Manœuvrer une masse de plusieurs tonnes réclame beaucoup d’énergie et de concentration

Kévin, opérateur chez un sous-traitant dans l’industrie du bassin nazairien

La journée de travail commence quand le team leader me donne une opération à faire en binôme. On ouvre alors la tablette qui contient des directives écrites et des dessins techniques. Ce sont des « gammes » qu’on doit respecter de manière précise, étape par étape. J’ai donc devant moi une grosse pièce à laquelle je vais assembler d’autres pièces en effectuant des serrages plus ou moins forts sur les vis et les boulons. Ça peut être de la toute petites vis qu’il faut faire attention de ne pas abîmer, ou de plus grosses pièces sur lesquelles j’applique des serrages en force à l’aide de grosses clés ou en serrage hydraulique. Il faut faire le serrage exact, qui s’exprime en neuton-mètre (Nm), 1kg équivaut à un Nm, on peut serrer jusqu’à 1 500 Nm. Mais à la main on ne dépasse pas 700. Comme il y a des normes industrielles, ce travail réclame un petit peu de connaissances de la part de l’opérateur. Mais, grosso modo, il s’agit de dérouler un programme un peu comme on suivrait un mode d’emploi ou une notice de montage.

Une fois que j’ai terminé un assemblage, je trace au feutre des traits de différentes couleurs qui indiquent quel type d’assemblage j’ai effectué, si j’ai rajouté de la graisse ou de la colle, si j’ai réalisé le serrage au « ressenti » ou à l’aide d’une clé dynamométrique. Enfin, je rends compte de mon travail informatiquement pour qu’on sache qui a fait quelle opération à quelle date. Ça s’appelle la traçabilité.
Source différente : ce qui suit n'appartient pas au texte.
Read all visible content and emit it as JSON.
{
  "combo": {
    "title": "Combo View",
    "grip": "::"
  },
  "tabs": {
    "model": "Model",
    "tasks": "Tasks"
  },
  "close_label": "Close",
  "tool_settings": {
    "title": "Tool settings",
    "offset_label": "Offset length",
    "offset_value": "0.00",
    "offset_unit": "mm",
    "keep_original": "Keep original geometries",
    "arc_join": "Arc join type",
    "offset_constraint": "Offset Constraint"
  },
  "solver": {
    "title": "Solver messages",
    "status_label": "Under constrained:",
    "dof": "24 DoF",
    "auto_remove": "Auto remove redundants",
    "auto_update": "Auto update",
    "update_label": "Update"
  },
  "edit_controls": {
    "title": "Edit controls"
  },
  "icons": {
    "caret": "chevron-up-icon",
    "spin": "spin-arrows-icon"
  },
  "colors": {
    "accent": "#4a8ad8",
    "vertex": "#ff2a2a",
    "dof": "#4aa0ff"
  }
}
Mon profil m’amène à être apprécié pour les retouches que j’effectue à la suite des inspections qualité, aux différents stades d’avancement, avant la livraison au client. Ça peut être juste un trait de peinture qui n’est pas bien fait, mais ça peut être beaucoup plus grave. La dernière fois, une pièce avait été montée de travers. À ce stade, difficile de tout démonter. Il a fallu trouver le moyen de rectifier sans remettre tout en question.

Ce qu’il faut, dans ce métier, c’est de l’application et de la patience : suivre la gamme, respecter les instructions qui peuvent changer, ne rien faire de mémoire. Se dire que ce qui compte n’est pas forcément d’aller vite mais que les choses soient faites exactement comme il faut. C’est tout. C’est à la fois simple et exigeant. À la fois une question d’efficacité et de sécurité.

Il y a énormément de règles qui se contredisent parfois un peu. À la limite, on peut se demander si ces règles n’ont pas été faites pour qu’on puisse rejeter les fautes sur les opérateurs. C’est pourquoi nous faisons attention les uns aux autres parce que, quand tu es dans le travail, tu es tenté de faire le geste un peu dangereux qui te permet d’atteindre la vis qui est là, hors de portée… Pour être bien confortable, il faut quand même transgresser un peu pour finir ce que tu as commencé ; c’est un enjeu personnel. Et tu as tendance à prendre des risques ou à dépasser tes capacités, à aller trop loin. Alors, nous nous protégeons mutuellement : « Hé ! C’est la pause, on s’arrête ! » ou « Doucement, on prend son temps… » Un encadrant stupide pourrait alors nous prendre pour des tire-au-flanc. Mais, parce qu’on fabrique des grosses pièces, des pièces uniques, on sait que la bonne façon de faire, c’est d’éviter la précipitation. On a intériorisé l’idée de sécurité au point de ne plus la distinguer de la vigilance, principale qualité pour exercer ce métier.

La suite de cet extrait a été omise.